We have consistently believed that stocks are undervalued and that despite anticipated ongoing volatility, equities will end this decade significantly higher than they are now.

The larger companies as a group have an earnings yield of over 7%; a far higher yield in relation to prevailing interest rate levels than is typical. If we add a conservative 1 - 2 % real growth rate to that number we arrive at a possible appreciation factor of 8 -9 % annually over the longer term for our equity portfolio. Even if the global economy is stagnant we may see returns of up to 7% compounding over the long term. (Of course if earnings multiples expand, returns could even exceed these ranges).

Although short term stock market pricing is driven by the passions of fear and greed, long term equity valuations are determined by the underlying profitability of the 5000 great businesses we're invested in. At RVW we use a "Darwinian" rules-based stock selection model to access groups of superior companies - using ETFs, which are tax-efficient and low cost.

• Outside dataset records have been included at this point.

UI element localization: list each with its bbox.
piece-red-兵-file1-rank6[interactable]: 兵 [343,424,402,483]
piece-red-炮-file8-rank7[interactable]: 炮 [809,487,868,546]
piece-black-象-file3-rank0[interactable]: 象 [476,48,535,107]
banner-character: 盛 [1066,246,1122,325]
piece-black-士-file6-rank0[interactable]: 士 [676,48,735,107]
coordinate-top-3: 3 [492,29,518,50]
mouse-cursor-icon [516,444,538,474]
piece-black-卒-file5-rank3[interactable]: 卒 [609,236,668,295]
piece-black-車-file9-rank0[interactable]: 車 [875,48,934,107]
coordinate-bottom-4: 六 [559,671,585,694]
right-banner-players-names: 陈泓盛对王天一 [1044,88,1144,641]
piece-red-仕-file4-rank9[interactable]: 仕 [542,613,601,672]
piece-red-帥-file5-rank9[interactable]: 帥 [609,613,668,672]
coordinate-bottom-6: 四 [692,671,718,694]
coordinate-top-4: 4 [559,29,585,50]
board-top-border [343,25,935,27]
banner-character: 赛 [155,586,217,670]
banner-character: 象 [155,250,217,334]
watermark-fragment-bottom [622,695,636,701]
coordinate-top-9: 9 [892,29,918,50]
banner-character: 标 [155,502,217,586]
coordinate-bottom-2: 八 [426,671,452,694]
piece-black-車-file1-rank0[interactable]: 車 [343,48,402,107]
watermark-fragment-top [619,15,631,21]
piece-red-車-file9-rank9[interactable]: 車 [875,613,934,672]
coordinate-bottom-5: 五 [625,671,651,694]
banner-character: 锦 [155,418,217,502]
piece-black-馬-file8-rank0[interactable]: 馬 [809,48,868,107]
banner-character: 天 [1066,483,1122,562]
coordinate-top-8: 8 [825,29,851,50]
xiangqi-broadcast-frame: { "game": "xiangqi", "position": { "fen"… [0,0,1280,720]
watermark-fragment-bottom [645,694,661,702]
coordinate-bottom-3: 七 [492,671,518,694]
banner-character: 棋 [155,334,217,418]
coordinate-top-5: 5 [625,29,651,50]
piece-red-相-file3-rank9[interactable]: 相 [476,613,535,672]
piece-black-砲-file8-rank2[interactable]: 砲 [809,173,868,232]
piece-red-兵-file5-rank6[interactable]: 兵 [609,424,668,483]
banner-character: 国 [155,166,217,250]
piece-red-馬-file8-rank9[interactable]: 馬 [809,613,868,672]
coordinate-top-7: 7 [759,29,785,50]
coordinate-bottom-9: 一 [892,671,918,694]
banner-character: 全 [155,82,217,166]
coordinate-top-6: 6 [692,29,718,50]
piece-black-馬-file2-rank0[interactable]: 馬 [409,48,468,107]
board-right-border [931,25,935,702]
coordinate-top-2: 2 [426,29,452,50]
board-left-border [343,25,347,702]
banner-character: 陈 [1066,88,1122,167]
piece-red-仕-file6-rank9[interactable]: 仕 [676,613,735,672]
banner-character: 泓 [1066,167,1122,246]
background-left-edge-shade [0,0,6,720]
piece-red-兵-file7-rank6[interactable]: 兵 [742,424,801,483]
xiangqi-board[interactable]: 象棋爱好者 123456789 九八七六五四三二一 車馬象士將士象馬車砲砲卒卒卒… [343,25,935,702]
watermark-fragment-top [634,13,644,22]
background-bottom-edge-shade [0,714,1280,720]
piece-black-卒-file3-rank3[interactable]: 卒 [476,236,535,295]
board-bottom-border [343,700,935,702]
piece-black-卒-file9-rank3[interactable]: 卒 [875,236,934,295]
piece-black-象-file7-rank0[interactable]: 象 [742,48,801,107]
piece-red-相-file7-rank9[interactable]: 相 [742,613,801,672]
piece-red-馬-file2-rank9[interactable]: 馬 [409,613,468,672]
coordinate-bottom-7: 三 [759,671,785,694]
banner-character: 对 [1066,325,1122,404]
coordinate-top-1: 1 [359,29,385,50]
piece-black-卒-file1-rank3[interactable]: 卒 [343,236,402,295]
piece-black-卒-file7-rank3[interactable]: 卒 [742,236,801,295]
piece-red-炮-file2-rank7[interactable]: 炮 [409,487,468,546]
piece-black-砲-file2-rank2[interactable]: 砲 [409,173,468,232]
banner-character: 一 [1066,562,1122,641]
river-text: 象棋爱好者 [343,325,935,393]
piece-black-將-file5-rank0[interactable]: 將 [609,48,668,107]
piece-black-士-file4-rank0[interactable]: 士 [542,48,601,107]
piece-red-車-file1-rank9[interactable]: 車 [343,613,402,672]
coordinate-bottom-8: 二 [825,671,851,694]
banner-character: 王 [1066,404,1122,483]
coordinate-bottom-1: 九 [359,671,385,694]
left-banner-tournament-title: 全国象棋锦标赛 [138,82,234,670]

Our overweighting towards the large well known global brands is driven by the following factors:

These companies have unprecedented cash reserves – we estimate that the Fortune 500 companies have $2 trillion in liquid balances (which is more than the reserves of most countries) and can weather economic storms;
They have a diversified global economic footprint which means they do business in multiple environments;
They provide currency diversification and are a hedge against a falling US $;
Historically, quality equities protect against inflation because these companies can usually pass on increased costs to their customers;
Many of them pay attractive dividends, on which unprecedented numbers of retiring baby boomers will be relying for their retirement; and
As 1 billion new consumers come to the marketplace as consumers for the first time over the next decade in the newly developing countries, we expect they will purchase many of the products that are consumed in our market – the McDonalds, Cokes, iPhones /iPads, and the branded cleaning and beauty products.

For those who can endure the market turbulence which we anticipate, we are confident that the rewards over time will be significant – after all history is solidly on the side of the bulls. As always, we use a diversified group of secure bonds where needed for shorter term stability and interest income. Each portfolio reflects an allocation that is appropriate to the risk tolerance of the client and reasonably expected cash needs.